我正在通过代码手动计算tf-idf值。然后,我尝试使用sklearn tfidf矢量化程序进行检查。奇怪的是,这些值不匹配,我似乎也找不到原因。以下是我编写的代码和示例数据。有人可以解释我在做什么错吗? 我将每个字符串作为每个文档,并将其中的单词作为标记。
data = ['aron carey', 'renee marie parilak teate',
'colt carey', 'renee m teate',
'ciara acton', 'adrian adams', 'tyson', 'tyson mclure']
def CalcTfIdf(data):
tfIdf1 = []
vecLst1 = []
count = 0
for s1 in data:
normVal1 = 0
count = count + 1
for tok in s1.split():
df1 = 0
#calculate term freq
tf = s1.split().count(tok)
#calculate doc frequency
for l in data:
df1 = df1 + list(set(l.split())).count(tok)
idf = math.log10(len(data)/(1 + df1))
tfIdf = tf * idf
tfIdf1.append((count, tok, tfIdf))
def CalcTfIdfLibrary(data):
vectorizer = TfidfVectorizer(token_pattern=r"(?u)\b\w+\b")
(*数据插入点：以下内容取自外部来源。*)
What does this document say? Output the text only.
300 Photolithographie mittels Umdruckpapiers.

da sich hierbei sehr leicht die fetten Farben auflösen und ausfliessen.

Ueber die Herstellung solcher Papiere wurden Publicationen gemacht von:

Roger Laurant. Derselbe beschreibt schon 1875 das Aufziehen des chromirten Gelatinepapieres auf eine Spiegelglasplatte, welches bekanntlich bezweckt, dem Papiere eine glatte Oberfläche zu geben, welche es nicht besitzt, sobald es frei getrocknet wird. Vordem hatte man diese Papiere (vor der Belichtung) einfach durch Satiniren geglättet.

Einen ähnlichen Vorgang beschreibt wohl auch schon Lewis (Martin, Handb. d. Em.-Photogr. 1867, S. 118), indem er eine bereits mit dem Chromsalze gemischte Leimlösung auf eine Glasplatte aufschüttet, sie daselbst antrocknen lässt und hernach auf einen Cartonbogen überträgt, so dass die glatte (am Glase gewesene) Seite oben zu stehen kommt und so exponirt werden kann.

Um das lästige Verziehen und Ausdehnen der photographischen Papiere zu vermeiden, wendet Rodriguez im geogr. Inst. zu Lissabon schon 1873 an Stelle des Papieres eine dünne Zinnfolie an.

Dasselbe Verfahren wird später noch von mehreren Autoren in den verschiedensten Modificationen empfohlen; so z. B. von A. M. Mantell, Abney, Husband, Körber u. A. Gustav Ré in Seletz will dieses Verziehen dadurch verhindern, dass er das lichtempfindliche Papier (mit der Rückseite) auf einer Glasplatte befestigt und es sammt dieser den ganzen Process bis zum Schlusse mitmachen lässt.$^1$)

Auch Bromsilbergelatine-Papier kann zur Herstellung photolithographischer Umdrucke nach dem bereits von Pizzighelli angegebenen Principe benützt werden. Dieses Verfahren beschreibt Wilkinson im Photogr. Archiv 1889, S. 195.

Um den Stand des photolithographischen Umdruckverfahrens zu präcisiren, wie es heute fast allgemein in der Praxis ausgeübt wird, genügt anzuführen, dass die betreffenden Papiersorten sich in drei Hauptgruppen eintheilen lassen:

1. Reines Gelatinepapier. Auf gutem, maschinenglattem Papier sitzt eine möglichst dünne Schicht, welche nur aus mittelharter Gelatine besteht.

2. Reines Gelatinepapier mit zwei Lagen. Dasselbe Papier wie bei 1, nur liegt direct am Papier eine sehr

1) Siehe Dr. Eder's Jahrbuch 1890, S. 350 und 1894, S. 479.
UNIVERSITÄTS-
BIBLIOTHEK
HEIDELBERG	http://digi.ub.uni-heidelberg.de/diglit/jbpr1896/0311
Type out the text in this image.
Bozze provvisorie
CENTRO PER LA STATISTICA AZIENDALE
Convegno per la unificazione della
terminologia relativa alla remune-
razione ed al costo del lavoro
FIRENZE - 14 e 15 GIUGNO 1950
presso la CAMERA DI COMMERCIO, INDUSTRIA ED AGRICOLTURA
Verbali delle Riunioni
X = vectorizer.fit_transform(data)
print(X)
第7个文档,其中仅包含一个单词“ Tyson”,sklearn库的tf-idf值为1,根据我的计算,为0.42。怎么会是1?
结果1: [(1,'aron',0.6020599913279624),(1,'carey,0.4259687322722811),(2,'renee',0.4259687322722811),(2,'marie',0.6020599913279624),(2,'parilak',0.6020599913279624) ,(2,'teate',0.4259687322722811),(3,'colt',0.6020599913279624),(3,'carey',0.4259687322722811),(4,'renee',0.4259687322722811),(4,'m',0.6020599913279624) ,(4,'teate',0.4259687322722811),(5,'ciara',0.6020599913279624),(5,'acton',0.6020599913279624),(6,'adrian',0.6020599913279624),(6,'adams',0.6020599913279624) ,(7,'tyson',0.4259687322722811),(8,'tyson',0.4259687322722811),(8,'mclure',0.6020599913279624)]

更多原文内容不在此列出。